Family of Strangers
Growing up as an only child in both Malaysia and The Netherlands, I didn't see people in my family who looked like me.
For this project I took to the streets and asked over 50 people, who looked similar to me, to participate in a photo series which I presented as my family of strangers.
I wanted to understand how important visual representation was to each of them and how they felt about their cross-cultural identities, by exploring what it means to be "mixed".
PHOTOGRAPHY, RESEARCH & GRAPHIC DESIGN / Jowi Len Kemper
September '18
I approached complete strangers on the street and invited them into my living room where we posed as an ordinary family. The process was so weird yet somehow also very comfortable, as if we already shared a certain understanding. Not a single person I approached declined to have their picture taken.

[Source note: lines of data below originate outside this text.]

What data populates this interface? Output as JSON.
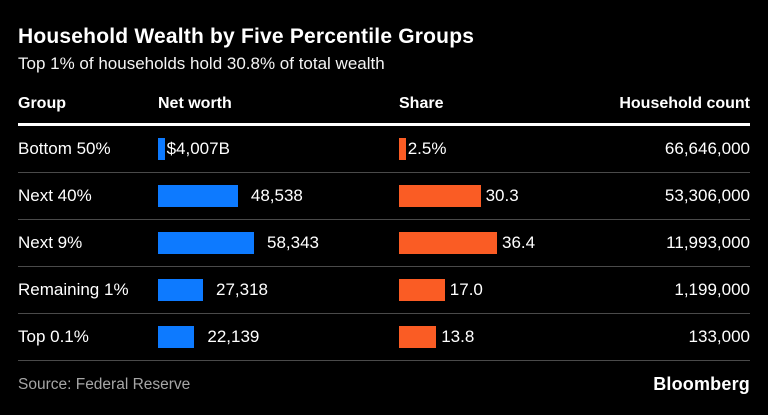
{
  "header": {
    "title": "Household Wealth by Five Percentile Groups",
    "subtitle": "Top 1% of households hold 30.8% of total wealth"
  },
  "table": {
    "columns": [
      "Group",
      "Net worth",
      "Share",
      "Household count"
    ]
  },
  "footer": {
    "source": "Source: Federal Reserve",
    "brand": "Bloomberg"
  },
  "colors": {
    "background": "#000000",
    "net_worth_bar": "#0d7aff",
    "share_bar": "#fa5c24",
    "divider": "#4a4a4a",
    "header_rule": "#ffffff",
    "source_text": "#a6a6a6"
  },
  "chart_data": {
    "type": "bar",
    "title": "Household Wealth by Five Percentile Groups",
    "subtitle": "Top 1% of households hold 30.8% of total wealth",
    "columns": [
      "Group",
      "Net worth",
      "Share",
      "Household count"
    ],
    "categories": [
      "Bottom 50%",
      "Next 40%",
      "Next 9%",
      "Remaining 1%",
      "Top 0.1%"
    ],
    "series": [
      {
        "name": "Net worth",
        "values": [
          4007,
          48538,
          58343,
          27318,
          22139
        ],
        "labels": [
          "$4,007B",
          "48,538",
          "58,343",
          "27,318",
          "22,139"
        ],
        "color": "#0d7aff"
      },
      {
        "name": "Share",
        "values": [
          2.5,
          30.3,
          36.4,
          17.0,
          13.8
        ],
        "labels": [
          "2.5%",
          "30.3",
          "36.4",
          "17.0",
          "13.8"
        ],
        "color": "#fa5c24"
      },
      {
        "name": "Household count",
        "values": [
          66646000,
          53306000,
          11993000,
          1199000,
          133000
        ],
        "labels": [
          "66,646,000",
          "53,306,000",
          "11,993,000",
          "1,199,000",
          "133,000"
        ]
      }
    ],
    "source": "Source: Federal Reserve",
    "brand": "Bloomberg",
    "layout": {
      "legend": false,
      "grid": false,
      "value_label_position": "right",
      "background": "#000000"
    }
  }
}
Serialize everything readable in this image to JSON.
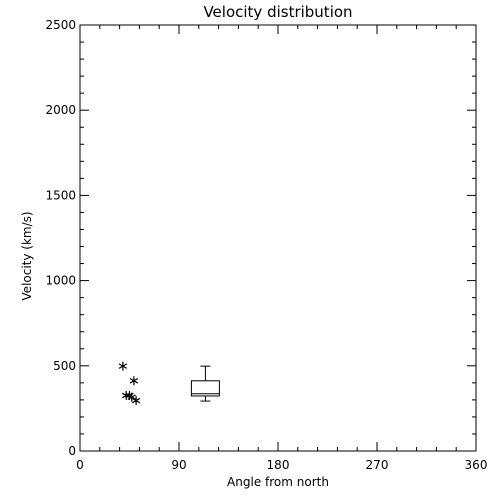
{
  "chart_data": {
    "title": "Velocity distribution",
    "xlabel": "Angle from north",
    "ylabel": "Velocity (km/s)",
    "xlim": [
      0,
      360
    ],
    "ylim": [
      0,
      2500
    ],
    "xticks": [
      0,
      90,
      180,
      270,
      360
    ],
    "yticks": [
      0,
      500,
      1000,
      1500,
      2000,
      2500
    ],
    "grid": false,
    "series": [
      {
        "type": "scatter",
        "marker": "asterisk",
        "points": [
          {
            "x": 39,
            "y": 498
          },
          {
            "x": 49,
            "y": 412
          },
          {
            "x": 42,
            "y": 326
          },
          {
            "x": 45,
            "y": 326
          },
          {
            "x": 47,
            "y": 316
          },
          {
            "x": 51,
            "y": 296
          }
        ]
      },
      {
        "type": "box",
        "x": 114,
        "min": 293,
        "q1": 323,
        "median": 336,
        "q3": 412,
        "max": 498
      }
    ],
    "color": "#000000"
  }
}
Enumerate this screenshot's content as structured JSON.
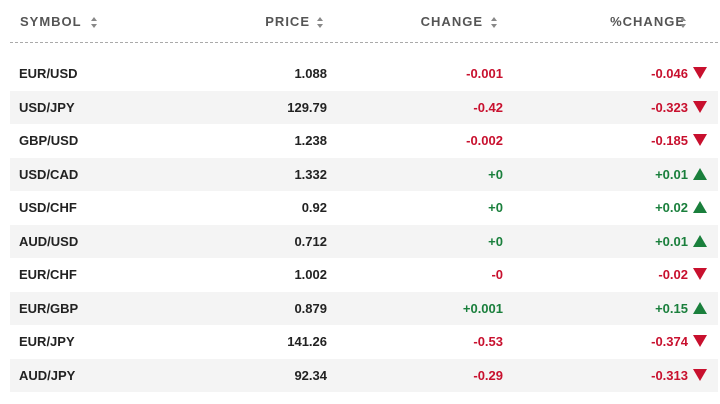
{
  "table": {
    "headers": [
      "SYMBOL",
      "PRICE",
      "CHANGE",
      "%CHANGE"
    ],
    "rows": [
      [
        "EUR/USD",
        "1.088",
        "-0.001",
        "-0.046"
      ],
      [
        "USD/JPY",
        "129.79",
        "-0.42",
        "-0.323"
      ],
      [
        "GBP/USD",
        "1.238",
        "-0.002",
        "-0.185"
      ],
      [
        "USD/CAD",
        "1.332",
        "+0",
        "+0.01"
      ],
      [
        "USD/CHF",
        "0.92",
        "+0",
        "+0.02"
      ],
      [
        "AUD/USD",
        "0.712",
        "+0",
        "+0.01"
      ],
      [
        "EUR/CHF",
        "1.002",
        "-0",
        "-0.02"
      ],
      [
        "EUR/GBP",
        "0.879",
        "+0.001",
        "+0.15"
      ],
      [
        "EUR/JPY",
        "141.26",
        "-0.53",
        "-0.374"
      ],
      [
        "AUD/JPY",
        "92.34",
        "-0.29",
        "-0.313"
      ]
    ]
  }
}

Family of Strangers was an attempt to create better representation and understanding of Cross-Cultural identities. This liminal identity can still be confusing if asked to conform to a Mono-Cultural environment, where do you belong if you can fit in everywhere and simultaneously nowhere?
The result was a research conclusion that led me to believe that the value of Cross-Cultural identities lies in the ability to code-switch, a skill we desperately need in our ever-globalizing world.
The results were displayed during an expo at the Willem de Kooning Academy of Arts in 2018, I asked visitors to find complete strangers who they felt looked like them and pose as their own Family of Strangers. This allowed for conversations to open up about identity, belonging and representation.